DHS will perform penetration tests for the bureau and will “go further with a red team assessment to evaluate the collective security of the people, processes and technologies of 2020 systems,” Kalluri said. The agency expects to provide an analysis of the results later this month, according to Federal News Network.
The stepped-up efforts come amid scrutiny of the census. Last summer, 11 former U.S. cybersecurity officials sent a letter to the Commerce Department expressing their concerns about the Census Bureau’s cybersecurity preparations for the count.
The letter was signed by several luminaries from the federal cybersecurity world, including J. Michael Daniel, former cybersecurity for the National Security Council; Matthew Olsen, former director of the National Counterterrorism Center; and Christopher Painter, former coordinator for cyber issues at the State Department.
They wanted more information on whether two-factor authentication will be required for all access to census data, whether such information will always be encrypted while in transit and also while at rest, and how the bureau will use widely accepted cybersecurity measures in general.

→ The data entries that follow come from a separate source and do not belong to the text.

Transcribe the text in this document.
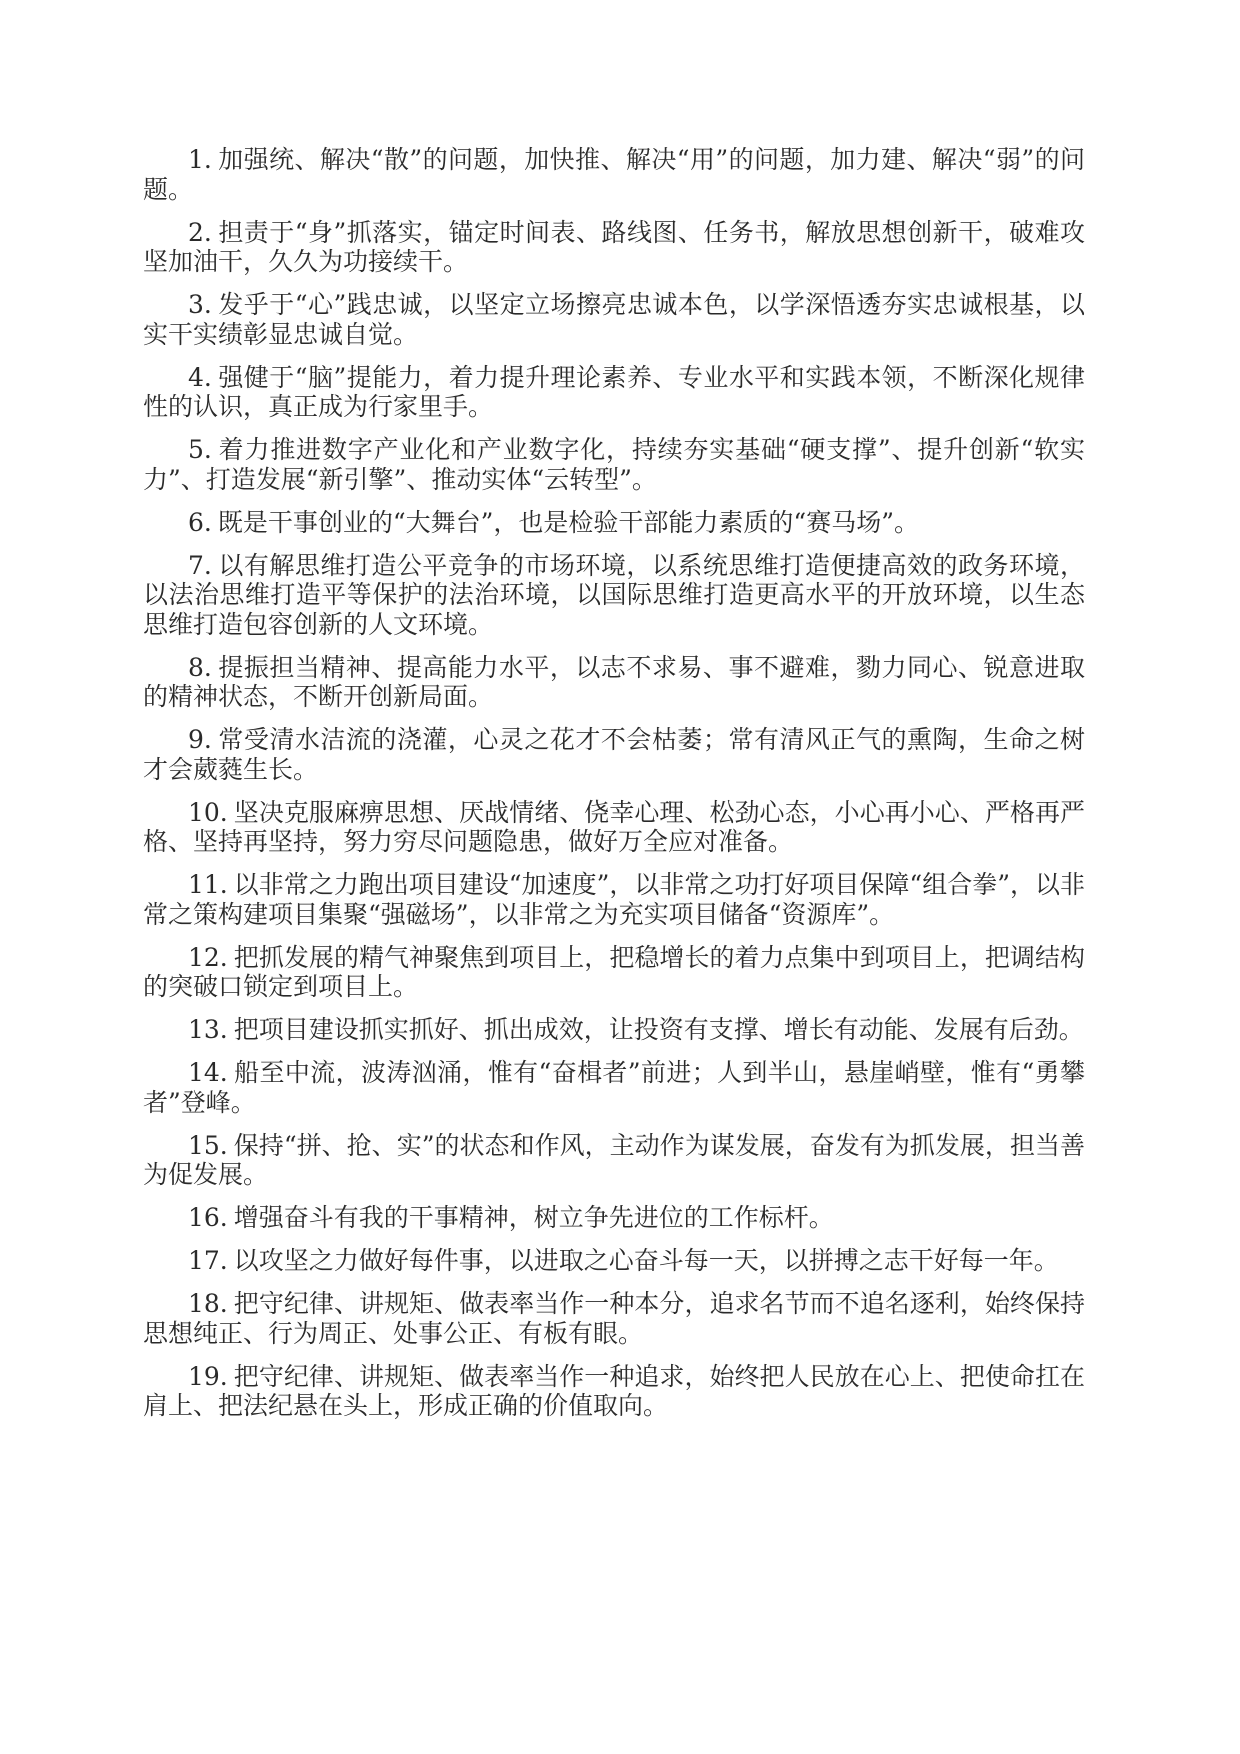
1. 加强统、解决“散”的问题，加快推、解决“用”的问题，加力建、解决“弱”的问题。

2. 担责于“身”抓落实，锚定时间表、路线图、任务书，解放思想创新干，破难攻坚加油干，久久为功接续干。

3. 发乎于“心”践忠诚，以坚定立场擦亮忠诚本色，以学深悟透夯实忠诚根基，以实干实绩彰显忠诚自觉。

4. 强健于“脑”提能力，着力提升理论素养、专业水平和实践本领，不断深化规律性的认识，真正成为行家里手。

5. 着力推进数字产业化和产业数字化，持续夯实基础“硬支撑”、提升创新“软实力”、打造发展“新引擎”、推动实体“云转型”。

6. 既是干事创业的“大舞台”，也是检验干部能力素质的“赛马场”。

7. 以有解思维打造公平竞争的市场环境，以系统思维打造便捷高效的政务环境，以法治思维打造平等保护的法治环境，以国际思维打造更高水平的开放环境，以生态思维打造包容创新的人文环境。

8. 提振担当精神、提高能力水平，以志不求易、事不避难，勠力同心、锐意进取的精神状态，不断开创新局面。

9. 常受清水洁流的浇灌，心灵之花才不会枯萎；常有清风正气的熏陶，生命之树才会葳蕤生长。

10. 坚决克服麻痹思想、厌战情绪、侥幸心理、松劲心态，小心再小心、严格再严格、坚持再坚持，努力穷尽问题隐患，做好万全应对准备。

11. 以非常之力跑出项目建设“加速度”，以非常之功打好项目保障“组合拳”，以非常之策构建项目集聚“强磁场”，以非常之为充实项目储备“资源库”。

12. 把抓发展的精气神聚焦到项目上，把稳增长的着力点集中到项目上，把调结构的突破口锁定到项目上。

13. 把项目建设抓实抓好、抓出成效，让投资有支撑、增长有动能、发展有后劲。

14. 船至中流，波涛汹涌，惟有“奋楫者”前进；人到半山，悬崖峭壁，惟有“勇攀者”登峰。

15. 保持“拼、抢、实”的状态和作风，主动作为谋发展，奋发有为抓发展，担当善为促发展。

16. 增强奋斗有我的干事精神，树立争先进位的工作标杆。

17. 以攻坚之力做好每件事，以进取之心奋斗每一天，以拼搏之志干好每一年。

18. 把守纪律、讲规矩、做表率当作一种本分，追求名节而不追名逐利，始终保持思想纯正、行为周正、处事公正、有板有眼。

19. 把守纪律、讲规矩、做表率当作一种追求，始终把人民放在心上、把使命扛在肩上、把法纪悬在头上，形成正确的价值取向。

Ron Jarmin, the Census Bureau’s deputy director, warned in late January of the threat of a disinformation campaign amid the 2020 count, according to Federal News Network. Steven Dillingham, the agency’s new director, told staff he intends to carry out the nation’s population count with “the most professionalism and integrity possible.”
When it reaches its peak of operations, the Census Bureau expects to have hired more than 1,500 specialists working out of six regional hubs.
“We are engaged in efforts to ensure that this will be a greatly enlarged workforce that will be ready, willing and able to accomplish the mission of the 2020 census — to count everyone once, only once and in the right place,” Dillingham said, according to Federal News Network.